I’ve had a curious relationship with Adderall over the years. I’ve dabbled with this performance-enhancing drug since college (sometimes too much, I’ll admit), and it was during my first cross-country road trip in 2013 that I discovered how immensely useful it can be in the context of auto travel.
This is of course not without risk; I remember one time back in 2015 I had to pull off the side of the road because a too-high dosage of addies – combined with an ill-advised energy drink and cigarette – caused me to experience a panic attack. But under the right circumstances the stuff can make the lonely hours on the road pass by like wind through a prairie plain, and even the dullest landscapes feel like the French riviera.
I certainly didn’t need Adderall to get to Thunder Bay, but I felt compelled to include it in my arsenal. After all, how could I insult God by refusing his gift?

***
I only took half the pill on my way up to Ontario; it was just the right amount and it had done its job effectively.
But the other half of the pill (stuffed lazily into my backpack pocket) was on my mind as I tepidly stepped into the Canadian Border Service Agency building. This was the only contraband I had bothered to sneak into the country; beyond that I was clean as a whistle. But it’s hard not to feel paranoid when dealing with authority figures, and I had to suppress a nagging thought that any moment now my car would be searched from top to bottom and my gift from God would send me to a Canadian prison (or, worse yet, back home).
A plain-looking female officer took my passport and asked me a series of questions. Where was I staying? What were my plans? What kind of job did I have back in the U.S.? Does my employer know that I’m gone?
(I found it amusing to consider the possibility of bolting to Canada without telling my bosses. What would they do, extradite me?)

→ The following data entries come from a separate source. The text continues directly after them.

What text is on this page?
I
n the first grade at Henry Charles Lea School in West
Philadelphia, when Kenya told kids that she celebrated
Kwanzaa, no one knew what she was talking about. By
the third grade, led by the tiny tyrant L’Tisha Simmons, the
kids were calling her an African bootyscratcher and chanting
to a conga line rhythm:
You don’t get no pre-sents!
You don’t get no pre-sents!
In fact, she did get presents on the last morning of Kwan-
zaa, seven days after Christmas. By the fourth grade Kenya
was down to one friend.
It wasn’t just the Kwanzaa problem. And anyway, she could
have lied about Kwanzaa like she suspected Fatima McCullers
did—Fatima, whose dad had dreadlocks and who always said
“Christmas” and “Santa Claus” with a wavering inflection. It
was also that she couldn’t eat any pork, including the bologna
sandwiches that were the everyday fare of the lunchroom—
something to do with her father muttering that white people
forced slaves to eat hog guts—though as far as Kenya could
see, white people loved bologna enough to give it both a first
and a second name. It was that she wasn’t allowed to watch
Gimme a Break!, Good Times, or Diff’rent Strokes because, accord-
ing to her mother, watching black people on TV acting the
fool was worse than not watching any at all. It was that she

They asked me again if I had ever been fingerprinted in the States, and I freely admitted that at age 17 I had been busted for an OWI. At the time this was a misdemeanor in Wisconsin and it has long since been expunged from my record, but I figured it was safer to appear honest…
The officer told me to have a seat. I sat with my legs crossed, absorbing the eerily quiet energy of the room. There were no other border crossers there, only a handful of cops who seemed nonchalant as they casually cracked jokes about fishing. It was not the aura of defensive arrogance I was used to from American lawmen.
Still, I couldn’t help but wonder what I had done wrong. This hadn’t happened when I crossed the border back in 2018 (or was it 19?). Maybe something about my vibe was off, or maybe this was a side effect of the uptick in international tensions. Shit, maybe they were being extra vigilant on account of the recent political assassinations in Minnesota, the perpetrator of which hadn’t been caught by that point.
Whatever it was, I didn’t like it. I tried to stay cool, but the lingering effects of the Adderall were not making that easy. To deflect from my own anxiety I stared at a counter where a large teddy bear had been fitted with a Mountie’s hat. I wondered what I would do if I were turned back over the border, if all of the hopes, dreams and planning I’d invested in this trip were to come to naught.
About ten interminable minutes later the lady officer returned. She asked me to sign my passport, a step I had apparently forgotten when I renewed it last year. Then she sent me bid me safe travels and sent me on my way. I never dared asked why they flagged me in the first place.
It was over, but even still I could not feel safe. I spent the next 35 minutes driving toward Thunder Bay with my cruise control set at the absurdly low speed limit of 90 km/hour, even though the highway was practically empty.
Yes, empty. I had remembered this from my last drive through Ontario; that time in the Southern part of the province. Whereas the American landmass is (for the most part) sprawled out to the point where you can reliably expect a town or a farm or at least a truck stop every 20 minutes, in Canada the cities exist as small speckles interrupting an otherwise barely-touched mass of dense wilderness. It’s almost daunting in its serenity, although I was definitely glad I stopped for gas in the last town South of the border…
It was only once I settled comfortably into my Airbnb and I confirmed that my cellular travel plan would actually work up here that I finally allowed myself to relax. I was free, truly free, for I was in a country which felt more like a true democracy than my own.
The world at large might be going to hell, but I was determined to carve out my own little slice of paradise.


Nick, enjoy the trip. Have two books I read I was saving for you in case you have not read. “The Lost Continent” by Bill Bryson and “Bicycle Diaries” by David Byrne, yes the Talking Heads one! Also recommend Steinbeck’s “Travels with Charley in Search of America”, which I listened to on Audible.